A las diez de la noche estábamos todas en el hospital esperando a que nos dejaran entrar a ver a Yle. Poco después apareció la madre de Yle, estaba muy triste.

-Hola chicas – nos dijo apenada – Ylenia está muy mal, los médicos dicen que puede que no se recupere.

-Pero eso no puede ser – dijo Yara sollozando – Yle se recuperará ella es fuerte verá como se pondrá bien.

Las demás no podíamos ni hablar, solo pensábamos en ver bien a Ylenia.

-Según volvía a casa se encontró con un chico, creo que se llamaba Samuel, - dijo la madre de Ylenia – él me ha contado que la iba acompañar a casa, se pararon en un semáforo que estaba en rojo, cuando este se puso en verde empezaron a cruzar, pero un coche se atravesó atropellando a Ylenia y levantándola por los aires, él se pudo retirar.

-¿Y dónde está ahora Samuel? – pregunté yo

-Se ha tenido que ir a casa, no quería preocupar a sus padres, después de contar lo sucedido a la policía se ha marchado – contestó

-¿Y el hombre del coche se sabe quién es? – preguntó esta vez Rebeca

- Si, iba borracho, lo cogió la policía poco después del accidente.

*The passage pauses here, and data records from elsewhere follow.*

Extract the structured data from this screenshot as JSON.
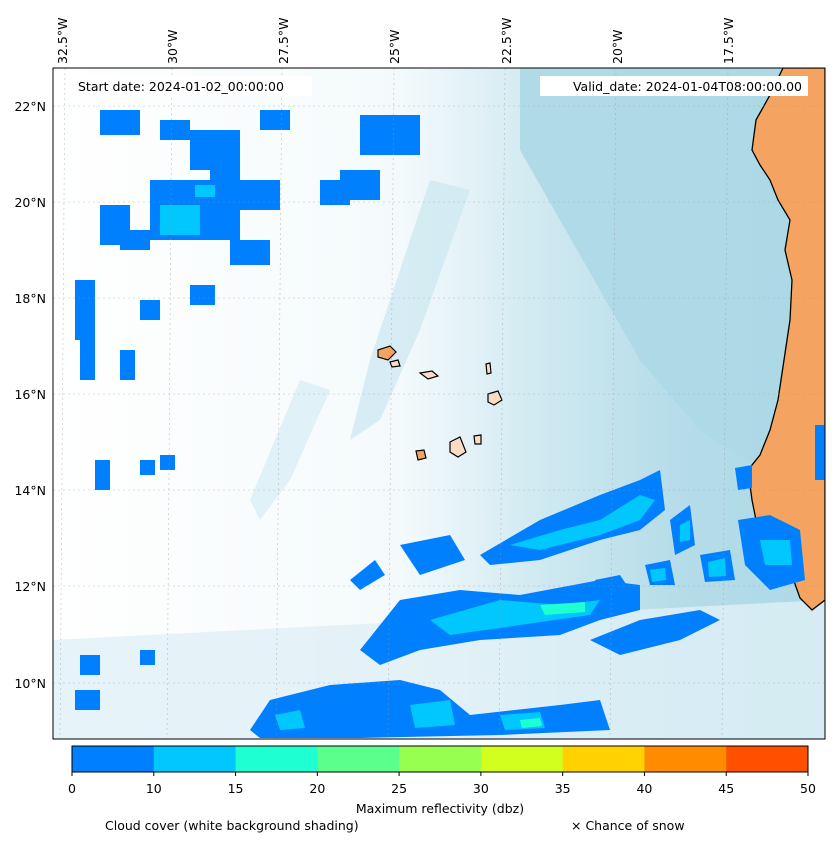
{
  "map": {
    "start_date": "Start date: 2024-01-02_00:00:00",
    "valid_date": "Valid_date: 2024-01-04T08:00:00.00",
    "lon_labels": [
      "32.5°W",
      "30°W",
      "27.5°W",
      "25°W",
      "22.5°W",
      "20°W",
      "17.5°W"
    ],
    "lat_labels": [
      "22°N",
      "20°N",
      "18°N",
      "16°N",
      "14°N",
      "12°N",
      "10°N"
    ],
    "extent": {
      "lon_min": -32.7,
      "lon_max": -15.5,
      "lat_min": 9.0,
      "lat_max": 22.8
    }
  },
  "colorbar": {
    "ticks": [
      "0",
      "10",
      "15",
      "20",
      "25",
      "30",
      "35",
      "40",
      "45",
      "50"
    ],
    "colors": [
      "#0080ff",
      "#00c8ff",
      "#1effd2",
      "#5aff8c",
      "#96ff50",
      "#d2ff1e",
      "#ffd200",
      "#ff8c00",
      "#ff5000"
    ],
    "label": "Maximum reflectivity (dbz)"
  },
  "captions": {
    "cloud": "Cloud cover (white background shading)",
    "snow": "× Chance of snow"
  },
  "colors": {
    "land": "#f4a460",
    "ocean_cloudfree": "#add8e6",
    "reflectivity_low": "#0080ff",
    "reflectivity_mid": "#00c8ff",
    "reflectivity_high": "#1effd2"
  }
}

- ¿Y sabéis algo de él? – volvió a preguntar Rebeca

-No, ahora mismo solo pienso en que mi hija se recupere. Chicas iros a casa, mañana venís a ver a Yle, debéis descansar.

-De eso nada – contestemos todas a la vez – Nos quedaremos esta noche mínimo.


Pasemos toda la noche en el hospital, sin recibir noticias de Yle, tampoco nos dejaron entrar a verla, lo que nos hacía sentir más preocupadas aún.


Al día siguiente en la mañana se acercó un médico a nosotros:

-Hola chicas, me han dicho que vosotras sois las amigas de Ylenia. Debéis saber que vuestra amiga se encuentra en coma y creemos que no despertará en varios días, se encuentra grave y no sabemos muy bien que le ocurre, tiene un fuerte golpe en la cabeza, seguramente la tengamos que operar – nos dijo.

- No puede ser, tienen que hacer todo lo posible por favor – dije yo sollozando – Yle tiene que salir de esta.

-El golpe que se ha dado ha sido muy fuerte, pero saldrá bien de la operación – me contestó el médico – no os preocupéis chicas, ahora me debo marchar, voy a ver qué tal se encuentra Ylenia, os dejaré ir a verla antes de que la operen.


Una vez que se había marchado el médico todas nos echamos a llorar, Yle para nosotras era una gran amiga, y no queríamos perderla, necesitábamos verla cuanto antes.

A la media hora apareció el médico, este nos dijo que podíamos entrar a ver a Ylenia, también nos dijo algo más, pero nosotras no le escuchamos, habíamos salido corriendo a la habitación a ver a nuestra amiga.

Cuando entremos en la habitación fuimos corriendo a abrazar a nuestra amiga.
Todas estábamos muy tristes, no podíamos ver a Yle así, tumbada en esa cama, sin abrir los ojos y sin hablar. Llevábamos poco tiempo sin ella, pero solamente el hecho de saber que nos podría dejar en muy poco tiempo nos horrorizaba, no lo veíamos posible.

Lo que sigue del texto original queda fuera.